Camminerai tra foreste di nebbia fuori Bogotá con una guida locale, sentirai la freschezza delle cascate El Chiflón e La Chorrera (la più alta della Colombia) e, se vuoi, condividerai storie davanti a un pranzo fatto in casa. Aspettati sentieri ripidi, scarpe sporche di fango e momenti in cui sentirai solo il suono dell’acqua e del vento—con tante conversazioni autentiche lungo il percorso.
La prima cosa che ricordo è il rumore degli scarponi che sfregano sulla ghiaia mentre lasciavamo il van sulla collina di Guadalupe, con Bogotá che si svegliava lentamente sotto di noi. La nostra guida, Camila, ci ha offerto del tè di coca in piccoli bicchieri di plastica—un aroma terroso, quasi dolce—e ci ha indicato dove la città si perde nel verde. Avevo visto foto di La Chorrera, ma stare lì, con le nuvole così basse da poterle quasi toccare, sembrava di essere già in un altro mondo.
Il viaggio verso Choachí è stato tutto curve e racconti—Camila parlava di Páramos e vecchi conflitti mentre in sottofondo suonava un po’ di vallenato alla radio. All’ingresso del parco, un paio di locali ci hanno salutato con la mano. L’aria cambiava—più fresca, carica di quel profumo muschiato tipico delle foreste di nebbia andine. Prima abbiamo visitato El Chiflón; l’acqua cadeva così vicino da bagnarti il viso. Ho provato a pronunciare “Chorrera” correttamente (Li ha riso quando ho tentato in spagnolo—probabilmente l’ho storpiata), poi abbiamo ricominciato a salire. Ripido, roccioso, a tratti scivoloso—una volta ho quasi perso l’equilibrio e ho fatto finta di farlo apposta.
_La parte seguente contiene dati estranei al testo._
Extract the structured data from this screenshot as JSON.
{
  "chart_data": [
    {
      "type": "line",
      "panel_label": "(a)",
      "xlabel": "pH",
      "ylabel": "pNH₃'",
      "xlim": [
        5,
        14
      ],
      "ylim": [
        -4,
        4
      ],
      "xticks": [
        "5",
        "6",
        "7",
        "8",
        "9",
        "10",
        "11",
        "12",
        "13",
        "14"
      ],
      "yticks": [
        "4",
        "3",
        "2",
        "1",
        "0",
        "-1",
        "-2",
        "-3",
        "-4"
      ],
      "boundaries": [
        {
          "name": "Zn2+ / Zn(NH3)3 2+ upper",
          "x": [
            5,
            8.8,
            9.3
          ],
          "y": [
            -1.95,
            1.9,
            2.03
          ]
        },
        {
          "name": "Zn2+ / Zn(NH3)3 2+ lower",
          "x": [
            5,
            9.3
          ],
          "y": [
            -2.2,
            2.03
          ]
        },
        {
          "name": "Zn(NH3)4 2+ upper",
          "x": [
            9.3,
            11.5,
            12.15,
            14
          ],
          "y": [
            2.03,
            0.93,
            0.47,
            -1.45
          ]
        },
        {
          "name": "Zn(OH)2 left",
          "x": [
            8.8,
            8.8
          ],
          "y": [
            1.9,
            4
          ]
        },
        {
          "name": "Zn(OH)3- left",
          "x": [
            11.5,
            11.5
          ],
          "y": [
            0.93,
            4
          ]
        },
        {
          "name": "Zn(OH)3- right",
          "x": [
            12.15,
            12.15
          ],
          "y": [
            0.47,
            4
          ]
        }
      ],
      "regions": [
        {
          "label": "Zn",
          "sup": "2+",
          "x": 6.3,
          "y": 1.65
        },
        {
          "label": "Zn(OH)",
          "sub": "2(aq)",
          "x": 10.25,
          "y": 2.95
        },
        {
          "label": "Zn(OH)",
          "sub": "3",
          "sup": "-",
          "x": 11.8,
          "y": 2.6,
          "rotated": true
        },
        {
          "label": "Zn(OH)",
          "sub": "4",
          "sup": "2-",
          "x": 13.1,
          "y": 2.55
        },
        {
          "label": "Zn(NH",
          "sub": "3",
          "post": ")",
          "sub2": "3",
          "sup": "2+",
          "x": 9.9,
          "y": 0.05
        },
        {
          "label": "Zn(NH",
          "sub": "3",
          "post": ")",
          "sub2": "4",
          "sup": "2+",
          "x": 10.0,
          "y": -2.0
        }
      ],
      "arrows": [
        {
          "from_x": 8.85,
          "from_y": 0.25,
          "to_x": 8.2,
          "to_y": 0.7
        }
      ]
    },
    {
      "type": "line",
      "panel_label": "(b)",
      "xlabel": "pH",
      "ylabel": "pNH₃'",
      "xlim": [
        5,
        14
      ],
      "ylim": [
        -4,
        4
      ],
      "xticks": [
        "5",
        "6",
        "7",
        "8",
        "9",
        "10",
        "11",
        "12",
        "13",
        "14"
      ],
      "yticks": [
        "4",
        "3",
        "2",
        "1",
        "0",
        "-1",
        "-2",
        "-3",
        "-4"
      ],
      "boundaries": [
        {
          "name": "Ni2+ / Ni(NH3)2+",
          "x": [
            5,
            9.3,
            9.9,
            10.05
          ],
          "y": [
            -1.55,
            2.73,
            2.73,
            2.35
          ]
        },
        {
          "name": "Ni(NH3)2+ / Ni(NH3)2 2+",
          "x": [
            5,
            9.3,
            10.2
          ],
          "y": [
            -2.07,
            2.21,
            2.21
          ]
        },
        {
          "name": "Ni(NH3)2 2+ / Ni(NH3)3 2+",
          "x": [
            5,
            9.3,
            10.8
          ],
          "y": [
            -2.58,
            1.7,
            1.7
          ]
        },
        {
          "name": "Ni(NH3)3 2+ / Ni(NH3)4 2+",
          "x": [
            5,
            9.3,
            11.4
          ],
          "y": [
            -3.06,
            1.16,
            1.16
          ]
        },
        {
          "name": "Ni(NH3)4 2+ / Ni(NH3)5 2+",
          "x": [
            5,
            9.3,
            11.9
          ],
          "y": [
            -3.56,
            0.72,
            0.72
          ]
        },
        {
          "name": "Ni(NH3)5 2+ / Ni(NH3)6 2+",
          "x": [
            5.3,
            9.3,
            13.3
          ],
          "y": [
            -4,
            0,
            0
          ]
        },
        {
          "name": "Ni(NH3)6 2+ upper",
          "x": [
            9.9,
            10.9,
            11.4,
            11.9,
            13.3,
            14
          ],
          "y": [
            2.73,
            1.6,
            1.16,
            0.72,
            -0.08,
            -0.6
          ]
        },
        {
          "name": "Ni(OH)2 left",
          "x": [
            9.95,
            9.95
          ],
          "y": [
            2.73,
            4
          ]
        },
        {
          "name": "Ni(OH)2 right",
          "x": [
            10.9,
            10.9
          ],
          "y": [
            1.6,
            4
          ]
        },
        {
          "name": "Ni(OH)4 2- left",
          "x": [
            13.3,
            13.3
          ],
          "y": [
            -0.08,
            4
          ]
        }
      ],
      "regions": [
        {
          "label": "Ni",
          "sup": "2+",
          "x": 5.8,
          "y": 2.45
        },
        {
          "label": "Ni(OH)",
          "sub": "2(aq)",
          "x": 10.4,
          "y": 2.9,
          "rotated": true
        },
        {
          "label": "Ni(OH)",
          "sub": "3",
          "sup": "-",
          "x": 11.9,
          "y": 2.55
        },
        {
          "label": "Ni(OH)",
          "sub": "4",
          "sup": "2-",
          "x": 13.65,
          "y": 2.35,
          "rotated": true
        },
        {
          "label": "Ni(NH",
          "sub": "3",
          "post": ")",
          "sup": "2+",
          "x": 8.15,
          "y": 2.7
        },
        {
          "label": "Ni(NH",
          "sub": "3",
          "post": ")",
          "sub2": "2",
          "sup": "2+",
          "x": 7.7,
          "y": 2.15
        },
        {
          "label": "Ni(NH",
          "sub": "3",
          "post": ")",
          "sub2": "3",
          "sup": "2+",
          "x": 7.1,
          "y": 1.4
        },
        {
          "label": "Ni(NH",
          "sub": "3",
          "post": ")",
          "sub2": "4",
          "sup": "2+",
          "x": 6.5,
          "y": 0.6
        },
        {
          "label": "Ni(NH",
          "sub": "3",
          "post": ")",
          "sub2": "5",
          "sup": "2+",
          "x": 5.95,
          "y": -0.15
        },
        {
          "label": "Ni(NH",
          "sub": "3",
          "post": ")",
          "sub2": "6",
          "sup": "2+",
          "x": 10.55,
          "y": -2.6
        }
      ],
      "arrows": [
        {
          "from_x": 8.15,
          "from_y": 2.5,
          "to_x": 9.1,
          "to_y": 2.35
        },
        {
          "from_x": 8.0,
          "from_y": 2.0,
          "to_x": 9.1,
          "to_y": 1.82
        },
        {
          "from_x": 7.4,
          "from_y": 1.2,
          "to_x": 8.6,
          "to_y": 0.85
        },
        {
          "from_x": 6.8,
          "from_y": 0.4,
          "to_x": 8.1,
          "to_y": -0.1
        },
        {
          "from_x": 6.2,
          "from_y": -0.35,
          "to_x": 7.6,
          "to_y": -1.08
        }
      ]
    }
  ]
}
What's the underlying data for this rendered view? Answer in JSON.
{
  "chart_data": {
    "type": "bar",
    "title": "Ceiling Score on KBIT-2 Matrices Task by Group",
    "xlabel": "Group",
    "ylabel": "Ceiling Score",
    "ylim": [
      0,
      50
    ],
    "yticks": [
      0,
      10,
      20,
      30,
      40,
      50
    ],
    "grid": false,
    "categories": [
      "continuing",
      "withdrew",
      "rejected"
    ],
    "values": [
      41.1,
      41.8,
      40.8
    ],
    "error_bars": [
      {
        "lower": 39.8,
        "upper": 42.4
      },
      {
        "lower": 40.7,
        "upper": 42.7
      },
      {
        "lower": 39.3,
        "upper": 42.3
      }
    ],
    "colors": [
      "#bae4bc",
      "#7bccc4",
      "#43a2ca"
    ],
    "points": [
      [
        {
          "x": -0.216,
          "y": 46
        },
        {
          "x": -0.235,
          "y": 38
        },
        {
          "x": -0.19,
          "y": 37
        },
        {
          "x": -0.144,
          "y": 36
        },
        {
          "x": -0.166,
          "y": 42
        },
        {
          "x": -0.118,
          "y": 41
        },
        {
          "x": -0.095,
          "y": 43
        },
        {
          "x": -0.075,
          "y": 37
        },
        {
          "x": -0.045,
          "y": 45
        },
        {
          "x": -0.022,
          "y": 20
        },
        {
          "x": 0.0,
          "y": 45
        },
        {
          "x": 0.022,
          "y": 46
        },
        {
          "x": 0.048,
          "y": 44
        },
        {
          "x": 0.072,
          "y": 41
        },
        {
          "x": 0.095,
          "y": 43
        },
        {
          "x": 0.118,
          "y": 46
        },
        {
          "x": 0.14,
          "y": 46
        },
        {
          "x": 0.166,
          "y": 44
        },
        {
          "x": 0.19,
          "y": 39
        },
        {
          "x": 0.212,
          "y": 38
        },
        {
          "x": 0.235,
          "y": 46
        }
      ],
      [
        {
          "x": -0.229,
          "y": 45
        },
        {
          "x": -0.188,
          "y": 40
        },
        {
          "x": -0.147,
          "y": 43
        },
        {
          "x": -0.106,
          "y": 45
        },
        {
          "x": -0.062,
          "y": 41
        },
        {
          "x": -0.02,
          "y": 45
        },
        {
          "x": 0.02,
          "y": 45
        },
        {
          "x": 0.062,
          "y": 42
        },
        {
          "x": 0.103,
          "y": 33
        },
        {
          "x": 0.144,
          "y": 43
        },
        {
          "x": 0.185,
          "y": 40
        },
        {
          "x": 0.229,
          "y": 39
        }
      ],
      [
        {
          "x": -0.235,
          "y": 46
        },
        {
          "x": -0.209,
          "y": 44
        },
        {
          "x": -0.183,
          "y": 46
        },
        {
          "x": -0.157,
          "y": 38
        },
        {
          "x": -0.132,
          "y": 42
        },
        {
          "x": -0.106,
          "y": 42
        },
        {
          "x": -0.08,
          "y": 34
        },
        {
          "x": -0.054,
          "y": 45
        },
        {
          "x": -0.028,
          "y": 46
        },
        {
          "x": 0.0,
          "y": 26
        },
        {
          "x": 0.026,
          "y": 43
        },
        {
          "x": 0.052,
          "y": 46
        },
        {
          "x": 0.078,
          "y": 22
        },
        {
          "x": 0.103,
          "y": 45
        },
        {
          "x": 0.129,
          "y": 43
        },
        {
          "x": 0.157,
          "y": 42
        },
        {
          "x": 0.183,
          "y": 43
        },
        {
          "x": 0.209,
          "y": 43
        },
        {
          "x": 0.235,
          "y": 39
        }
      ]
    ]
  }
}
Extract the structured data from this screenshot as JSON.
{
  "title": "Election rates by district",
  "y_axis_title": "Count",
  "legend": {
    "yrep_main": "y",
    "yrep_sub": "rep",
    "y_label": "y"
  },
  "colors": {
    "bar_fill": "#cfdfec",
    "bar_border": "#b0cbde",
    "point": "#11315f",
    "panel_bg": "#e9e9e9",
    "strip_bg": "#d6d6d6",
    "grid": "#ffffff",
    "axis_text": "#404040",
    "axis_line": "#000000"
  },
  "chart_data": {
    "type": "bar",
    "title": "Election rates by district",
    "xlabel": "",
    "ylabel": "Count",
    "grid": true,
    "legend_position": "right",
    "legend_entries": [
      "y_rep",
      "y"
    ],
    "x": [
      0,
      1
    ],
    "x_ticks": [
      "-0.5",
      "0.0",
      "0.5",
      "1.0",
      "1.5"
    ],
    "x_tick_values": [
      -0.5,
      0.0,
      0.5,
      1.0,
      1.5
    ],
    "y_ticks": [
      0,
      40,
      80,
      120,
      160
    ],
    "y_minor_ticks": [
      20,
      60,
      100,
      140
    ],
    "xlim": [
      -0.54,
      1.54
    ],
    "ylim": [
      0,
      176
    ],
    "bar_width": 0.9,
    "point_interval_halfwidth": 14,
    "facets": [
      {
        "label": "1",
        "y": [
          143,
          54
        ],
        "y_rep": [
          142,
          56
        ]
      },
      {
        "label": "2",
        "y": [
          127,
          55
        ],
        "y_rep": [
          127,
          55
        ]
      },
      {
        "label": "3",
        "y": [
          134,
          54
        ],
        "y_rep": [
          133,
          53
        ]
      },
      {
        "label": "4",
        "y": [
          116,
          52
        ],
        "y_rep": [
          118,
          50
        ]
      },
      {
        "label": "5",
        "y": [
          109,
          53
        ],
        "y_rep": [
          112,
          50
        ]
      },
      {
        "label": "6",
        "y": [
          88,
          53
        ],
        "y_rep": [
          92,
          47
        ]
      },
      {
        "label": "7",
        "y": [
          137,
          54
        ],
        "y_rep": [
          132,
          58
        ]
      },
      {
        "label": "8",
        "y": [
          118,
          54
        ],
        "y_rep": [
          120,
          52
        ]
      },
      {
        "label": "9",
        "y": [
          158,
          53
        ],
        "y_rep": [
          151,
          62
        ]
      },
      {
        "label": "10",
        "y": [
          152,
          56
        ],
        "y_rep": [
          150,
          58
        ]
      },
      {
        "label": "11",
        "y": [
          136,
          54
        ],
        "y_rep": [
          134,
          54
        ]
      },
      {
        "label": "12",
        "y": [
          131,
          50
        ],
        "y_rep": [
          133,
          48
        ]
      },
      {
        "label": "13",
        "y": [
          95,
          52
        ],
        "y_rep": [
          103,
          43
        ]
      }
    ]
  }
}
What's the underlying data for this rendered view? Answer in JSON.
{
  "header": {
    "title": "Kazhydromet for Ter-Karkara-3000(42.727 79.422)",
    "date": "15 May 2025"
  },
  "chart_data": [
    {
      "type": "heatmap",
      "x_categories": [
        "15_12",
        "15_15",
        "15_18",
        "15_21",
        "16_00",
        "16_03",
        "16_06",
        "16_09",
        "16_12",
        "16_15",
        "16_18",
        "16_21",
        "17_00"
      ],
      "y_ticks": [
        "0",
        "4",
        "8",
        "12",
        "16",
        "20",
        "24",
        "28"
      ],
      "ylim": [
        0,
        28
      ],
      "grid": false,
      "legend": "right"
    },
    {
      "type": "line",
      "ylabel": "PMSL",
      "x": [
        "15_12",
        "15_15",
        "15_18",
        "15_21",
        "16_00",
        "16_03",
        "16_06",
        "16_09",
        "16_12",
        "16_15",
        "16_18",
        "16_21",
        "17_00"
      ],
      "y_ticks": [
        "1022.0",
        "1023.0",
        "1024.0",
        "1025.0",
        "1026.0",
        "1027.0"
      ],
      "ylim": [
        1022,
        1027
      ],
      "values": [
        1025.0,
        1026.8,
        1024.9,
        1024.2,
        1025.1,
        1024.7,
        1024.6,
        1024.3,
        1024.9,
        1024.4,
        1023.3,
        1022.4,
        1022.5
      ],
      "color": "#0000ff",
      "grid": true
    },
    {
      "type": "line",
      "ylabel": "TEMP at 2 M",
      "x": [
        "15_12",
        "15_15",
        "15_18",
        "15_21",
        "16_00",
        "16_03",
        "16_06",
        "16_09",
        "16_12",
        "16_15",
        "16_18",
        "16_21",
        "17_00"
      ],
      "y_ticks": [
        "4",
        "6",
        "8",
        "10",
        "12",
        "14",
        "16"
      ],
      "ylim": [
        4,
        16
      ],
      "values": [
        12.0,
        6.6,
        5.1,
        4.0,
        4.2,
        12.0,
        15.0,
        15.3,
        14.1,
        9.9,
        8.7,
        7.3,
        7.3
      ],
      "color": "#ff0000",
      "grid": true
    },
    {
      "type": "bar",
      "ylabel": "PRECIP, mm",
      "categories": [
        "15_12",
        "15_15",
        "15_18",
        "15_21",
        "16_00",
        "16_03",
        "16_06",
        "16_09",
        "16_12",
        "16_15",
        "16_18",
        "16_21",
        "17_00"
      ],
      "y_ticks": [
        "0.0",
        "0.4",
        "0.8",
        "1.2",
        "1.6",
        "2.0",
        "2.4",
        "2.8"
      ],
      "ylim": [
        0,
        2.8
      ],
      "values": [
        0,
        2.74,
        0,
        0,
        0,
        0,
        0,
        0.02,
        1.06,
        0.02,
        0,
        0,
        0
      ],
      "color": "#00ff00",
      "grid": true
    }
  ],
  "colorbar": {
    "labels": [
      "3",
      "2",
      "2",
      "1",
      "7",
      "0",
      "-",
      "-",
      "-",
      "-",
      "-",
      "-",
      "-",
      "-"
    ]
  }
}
Da qualche parte lungo il sentiero Camila si è fermata vicino a delle rocce dalla forma strana che chiamava “pietre delle scimmie”. Ci ha spiegato come funziona questo ecosistema—quanto sia fragile. C’era solo il silenzio, rotto dal canto degli uccelli e dal nostro respiro. Quando finalmente siamo arrivati a La Chorrera… beh, 590 metri sembrano irreali finché non ti ritrovi sotto. L’acqua cade all’infinito. Siamo rimasti lì in silenzio per un po’, ad ascoltare. Le scarpe erano zucche d’acqua, ma non me ne importava.
Il pranzo dopo è sembrato una vera ricompensa—un pasto semplice, locale (ho scelto lo stufato di pollo) in un posticino gestito da una famiglia che vive lì da sempre. Ci hanno chiesto da dove venivamo e ci hanno raccontato di quando crescevano vicino alle cascate. Durante il viaggio di ritorno a Bogotá, continuavo a pensare a quella vista da sotto La Chorrera—una di quelle immagini che ti restano nella testa a lungo dopo.
Ci vuole circa un’ora di auto da Bogotá a Choachí, dove si trova il Parco Naturale La Chorrera.
Sì, il servizio di pick-up e drop-off in hotel a Bogotá è incluso.
Il percorso è ripido, scivoloso e roccioso; è consigliata un po’ di esperienza con le escursioni.
Il pranzo locale fatto in casa è incluso se scegli questa opzione al momento della prenotazione.
Indossa abiti comodi da trekking adatti a cambiamenti di tempo; preparati a fango e condizioni umide.
Sì, una guida locale accompagnerà il gruppo per tutta la durata del tour.
Sì, è possibile organizzare il pick-up in aeroporto se hai uno scalo a Bogotá.
Sì, le tasse d’ingresso a La Chorrera sono comprese nella prenotazione.
Il tuo giorno include pick-up e drop-off in hotel a Bogotá, ingressi per entrambe le cascate nel Parco Naturale La Chorrera, la guida esperta locale che condivide storie lungo il cammino, assicurazione completa per tutta l’escursione e un pranzo locale fatto in casa opzionale prima di tornare in città.